From the given image dataset, we trained a 42-class Image classffier with ResNext_101_32x48d model pretrained on Imagenet dataset. Trained model can be downloaded from: https://drive.google.com/drive/u/1/folders/1UVnhpJOe0O5yESD473o43ZUfGF8VoXgx
Shopee Product Detection Challenge
Pre-trained model:
Classification accruacy (42 classees): 86.18%
Significant images have text which can be identified using optical character recognition We used:
- Character-region awareness for text detection (CRAFT-PyTorch): https://github.com/clovaai/CRAFT-pytorch
- Deep-text-recognition: https://github.com/clovaai/deep-text-recognition-benchmark
The above two repositories are merged to 1) identify text regions in an image, which futher is used to 2) detect text in the identified regions. The extracted text per image is combined to form a sentence. Doing this for all images will generate a new dataset consisting text (of an image) and its label (image product class).

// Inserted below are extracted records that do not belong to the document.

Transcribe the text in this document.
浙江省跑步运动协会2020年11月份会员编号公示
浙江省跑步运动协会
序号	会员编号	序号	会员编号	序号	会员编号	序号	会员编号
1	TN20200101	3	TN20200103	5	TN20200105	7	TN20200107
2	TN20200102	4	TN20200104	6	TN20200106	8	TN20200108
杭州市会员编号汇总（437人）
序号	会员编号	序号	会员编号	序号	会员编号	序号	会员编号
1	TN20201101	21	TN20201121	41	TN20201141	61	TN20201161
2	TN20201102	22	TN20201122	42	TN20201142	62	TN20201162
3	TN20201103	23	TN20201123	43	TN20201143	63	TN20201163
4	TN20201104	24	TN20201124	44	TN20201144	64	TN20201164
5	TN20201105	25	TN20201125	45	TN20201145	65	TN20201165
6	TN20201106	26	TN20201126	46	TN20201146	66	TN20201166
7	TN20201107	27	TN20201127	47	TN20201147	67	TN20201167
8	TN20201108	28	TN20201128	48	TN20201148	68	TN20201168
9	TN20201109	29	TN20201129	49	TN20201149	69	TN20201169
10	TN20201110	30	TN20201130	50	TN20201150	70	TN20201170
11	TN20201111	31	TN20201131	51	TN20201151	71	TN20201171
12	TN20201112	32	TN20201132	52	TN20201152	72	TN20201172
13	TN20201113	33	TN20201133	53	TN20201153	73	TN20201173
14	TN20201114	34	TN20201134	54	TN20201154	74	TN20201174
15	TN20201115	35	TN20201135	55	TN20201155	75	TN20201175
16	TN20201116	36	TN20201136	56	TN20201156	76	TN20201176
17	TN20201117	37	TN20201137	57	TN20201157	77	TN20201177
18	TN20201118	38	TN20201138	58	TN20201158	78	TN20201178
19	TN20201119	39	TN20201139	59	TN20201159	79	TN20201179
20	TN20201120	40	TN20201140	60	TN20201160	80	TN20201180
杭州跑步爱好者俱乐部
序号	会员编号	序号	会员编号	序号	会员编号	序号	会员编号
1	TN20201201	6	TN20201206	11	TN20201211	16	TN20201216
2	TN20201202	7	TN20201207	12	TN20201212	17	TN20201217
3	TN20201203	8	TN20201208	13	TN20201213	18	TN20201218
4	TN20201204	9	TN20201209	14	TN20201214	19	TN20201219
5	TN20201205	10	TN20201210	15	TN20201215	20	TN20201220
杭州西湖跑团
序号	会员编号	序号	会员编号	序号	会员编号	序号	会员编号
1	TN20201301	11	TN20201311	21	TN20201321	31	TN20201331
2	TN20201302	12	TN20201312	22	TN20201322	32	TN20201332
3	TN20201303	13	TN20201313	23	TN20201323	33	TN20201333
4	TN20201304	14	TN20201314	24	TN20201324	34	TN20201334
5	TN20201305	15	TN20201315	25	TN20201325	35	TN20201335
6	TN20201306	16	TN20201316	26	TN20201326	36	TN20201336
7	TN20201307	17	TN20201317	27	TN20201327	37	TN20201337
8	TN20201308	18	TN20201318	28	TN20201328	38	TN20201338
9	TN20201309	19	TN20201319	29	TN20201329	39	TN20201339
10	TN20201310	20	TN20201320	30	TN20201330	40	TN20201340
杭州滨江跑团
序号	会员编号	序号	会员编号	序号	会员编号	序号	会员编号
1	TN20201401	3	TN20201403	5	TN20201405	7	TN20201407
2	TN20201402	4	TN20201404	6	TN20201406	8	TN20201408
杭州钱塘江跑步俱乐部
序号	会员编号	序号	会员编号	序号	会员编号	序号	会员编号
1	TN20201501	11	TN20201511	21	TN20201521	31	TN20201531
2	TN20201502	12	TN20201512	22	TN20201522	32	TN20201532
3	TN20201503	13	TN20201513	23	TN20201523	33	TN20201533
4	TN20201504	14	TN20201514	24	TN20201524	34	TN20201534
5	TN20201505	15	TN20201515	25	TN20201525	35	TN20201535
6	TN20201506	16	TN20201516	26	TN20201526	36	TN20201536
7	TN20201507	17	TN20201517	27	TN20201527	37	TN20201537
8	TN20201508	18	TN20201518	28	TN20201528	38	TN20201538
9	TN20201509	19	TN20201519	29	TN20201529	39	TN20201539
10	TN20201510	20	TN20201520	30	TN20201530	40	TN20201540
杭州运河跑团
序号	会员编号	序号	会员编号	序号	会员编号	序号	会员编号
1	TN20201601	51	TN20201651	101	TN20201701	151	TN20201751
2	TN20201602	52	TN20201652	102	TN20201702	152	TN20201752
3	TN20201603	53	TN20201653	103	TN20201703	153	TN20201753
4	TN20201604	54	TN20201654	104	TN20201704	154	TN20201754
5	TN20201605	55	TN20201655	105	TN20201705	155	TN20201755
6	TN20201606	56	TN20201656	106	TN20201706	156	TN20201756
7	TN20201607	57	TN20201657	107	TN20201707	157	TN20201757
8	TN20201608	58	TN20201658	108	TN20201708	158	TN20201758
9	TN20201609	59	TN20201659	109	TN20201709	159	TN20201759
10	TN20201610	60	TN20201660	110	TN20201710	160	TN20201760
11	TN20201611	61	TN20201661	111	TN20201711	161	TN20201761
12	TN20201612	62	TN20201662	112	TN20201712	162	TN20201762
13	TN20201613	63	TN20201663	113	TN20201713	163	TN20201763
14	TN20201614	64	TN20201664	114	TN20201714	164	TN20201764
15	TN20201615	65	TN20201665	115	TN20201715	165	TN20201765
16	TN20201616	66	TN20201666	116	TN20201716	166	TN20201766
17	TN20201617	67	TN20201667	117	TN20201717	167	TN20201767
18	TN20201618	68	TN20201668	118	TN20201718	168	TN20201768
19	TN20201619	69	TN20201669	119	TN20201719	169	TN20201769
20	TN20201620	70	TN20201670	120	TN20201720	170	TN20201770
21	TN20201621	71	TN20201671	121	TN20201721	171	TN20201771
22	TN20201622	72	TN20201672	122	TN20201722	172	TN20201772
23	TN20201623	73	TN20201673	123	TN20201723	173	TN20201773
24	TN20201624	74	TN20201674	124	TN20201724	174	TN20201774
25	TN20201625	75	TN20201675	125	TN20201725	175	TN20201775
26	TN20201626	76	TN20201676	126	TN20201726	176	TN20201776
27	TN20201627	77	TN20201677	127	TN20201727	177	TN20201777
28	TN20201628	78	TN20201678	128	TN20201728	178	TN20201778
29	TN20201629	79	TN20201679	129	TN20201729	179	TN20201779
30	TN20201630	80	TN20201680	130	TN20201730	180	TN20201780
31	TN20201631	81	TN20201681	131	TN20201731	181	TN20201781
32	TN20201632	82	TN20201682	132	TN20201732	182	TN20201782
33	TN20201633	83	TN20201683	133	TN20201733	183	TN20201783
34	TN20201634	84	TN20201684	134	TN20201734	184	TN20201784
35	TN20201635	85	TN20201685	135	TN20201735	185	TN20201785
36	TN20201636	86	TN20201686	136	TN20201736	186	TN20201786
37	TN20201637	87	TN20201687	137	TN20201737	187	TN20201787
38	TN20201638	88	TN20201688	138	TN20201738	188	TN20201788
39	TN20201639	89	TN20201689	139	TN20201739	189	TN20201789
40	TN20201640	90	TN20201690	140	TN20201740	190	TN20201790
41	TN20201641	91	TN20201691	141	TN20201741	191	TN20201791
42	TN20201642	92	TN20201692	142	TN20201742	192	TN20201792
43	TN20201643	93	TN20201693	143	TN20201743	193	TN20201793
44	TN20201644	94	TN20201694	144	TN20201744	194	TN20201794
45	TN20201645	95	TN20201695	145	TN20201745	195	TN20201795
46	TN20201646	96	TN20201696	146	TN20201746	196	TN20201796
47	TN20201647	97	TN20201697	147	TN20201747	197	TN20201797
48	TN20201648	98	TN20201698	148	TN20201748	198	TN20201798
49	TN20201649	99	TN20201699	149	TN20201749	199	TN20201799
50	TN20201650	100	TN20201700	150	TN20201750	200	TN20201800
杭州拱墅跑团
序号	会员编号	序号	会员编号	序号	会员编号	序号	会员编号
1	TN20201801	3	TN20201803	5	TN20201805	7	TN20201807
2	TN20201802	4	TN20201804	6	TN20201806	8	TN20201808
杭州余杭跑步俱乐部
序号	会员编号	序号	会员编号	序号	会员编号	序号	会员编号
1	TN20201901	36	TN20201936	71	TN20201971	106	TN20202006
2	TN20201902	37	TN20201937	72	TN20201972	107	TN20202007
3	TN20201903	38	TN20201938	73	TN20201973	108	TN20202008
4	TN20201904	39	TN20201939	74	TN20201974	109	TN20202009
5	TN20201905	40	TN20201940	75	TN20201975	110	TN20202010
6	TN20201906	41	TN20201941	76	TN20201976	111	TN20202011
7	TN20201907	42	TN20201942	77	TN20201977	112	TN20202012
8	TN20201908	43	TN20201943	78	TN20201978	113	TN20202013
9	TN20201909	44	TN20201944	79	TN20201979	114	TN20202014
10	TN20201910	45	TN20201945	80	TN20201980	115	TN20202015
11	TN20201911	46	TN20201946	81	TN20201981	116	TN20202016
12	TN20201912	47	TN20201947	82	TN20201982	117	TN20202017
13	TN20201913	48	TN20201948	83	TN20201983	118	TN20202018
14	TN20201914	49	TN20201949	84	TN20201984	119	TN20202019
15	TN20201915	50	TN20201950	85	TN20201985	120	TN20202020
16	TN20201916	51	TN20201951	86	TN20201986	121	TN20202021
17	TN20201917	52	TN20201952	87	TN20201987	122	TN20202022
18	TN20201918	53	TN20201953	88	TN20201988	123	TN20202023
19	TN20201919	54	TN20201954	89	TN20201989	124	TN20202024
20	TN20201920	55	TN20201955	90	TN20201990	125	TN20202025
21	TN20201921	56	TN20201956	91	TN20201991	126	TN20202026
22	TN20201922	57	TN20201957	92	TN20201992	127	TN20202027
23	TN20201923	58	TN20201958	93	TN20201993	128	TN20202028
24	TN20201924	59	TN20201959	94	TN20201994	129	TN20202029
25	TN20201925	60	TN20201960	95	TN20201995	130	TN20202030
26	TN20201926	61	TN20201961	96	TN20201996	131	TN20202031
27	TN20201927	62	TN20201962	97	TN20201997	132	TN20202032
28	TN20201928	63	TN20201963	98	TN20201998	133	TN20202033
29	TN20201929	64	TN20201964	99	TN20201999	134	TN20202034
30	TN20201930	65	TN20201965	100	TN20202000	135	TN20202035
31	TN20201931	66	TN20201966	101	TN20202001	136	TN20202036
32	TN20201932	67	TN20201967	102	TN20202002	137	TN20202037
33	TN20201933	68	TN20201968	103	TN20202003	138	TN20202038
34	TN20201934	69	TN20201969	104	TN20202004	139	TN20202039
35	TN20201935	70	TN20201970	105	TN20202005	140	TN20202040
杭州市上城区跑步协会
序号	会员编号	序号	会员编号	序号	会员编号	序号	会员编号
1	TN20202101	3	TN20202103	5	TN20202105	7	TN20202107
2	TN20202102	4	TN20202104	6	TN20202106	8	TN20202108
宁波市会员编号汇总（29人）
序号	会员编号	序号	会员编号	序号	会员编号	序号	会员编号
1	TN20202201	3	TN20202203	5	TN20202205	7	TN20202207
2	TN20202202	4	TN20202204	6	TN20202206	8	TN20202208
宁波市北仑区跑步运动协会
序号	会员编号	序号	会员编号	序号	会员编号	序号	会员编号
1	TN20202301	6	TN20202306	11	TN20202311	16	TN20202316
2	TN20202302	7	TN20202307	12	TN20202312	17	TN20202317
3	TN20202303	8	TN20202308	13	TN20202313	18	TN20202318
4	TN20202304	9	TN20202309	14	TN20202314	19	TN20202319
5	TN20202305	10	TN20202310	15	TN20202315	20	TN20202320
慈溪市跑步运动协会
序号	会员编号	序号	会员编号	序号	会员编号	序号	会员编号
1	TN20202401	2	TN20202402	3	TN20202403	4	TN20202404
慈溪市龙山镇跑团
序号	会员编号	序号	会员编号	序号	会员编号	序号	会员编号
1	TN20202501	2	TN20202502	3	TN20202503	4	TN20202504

From the given text dataset, we formulate a text classification problem:
- Input: Image text
- Output: Label representing product class
For this task, we fine-tune a BERT based classifier achieving 55% accuracy. This is significant as compared to random baseline classifier giving ~2.38%.
The pre-final layer BERT features can be downloaded from: https://drive.google.com/drive/u/1/folders/1UVnhpJOe0O5yESD473o43ZUfGF8VoXgx
The proper fusion of vision and text is expected to increase the performance. Please use both the datasets and see if it helps.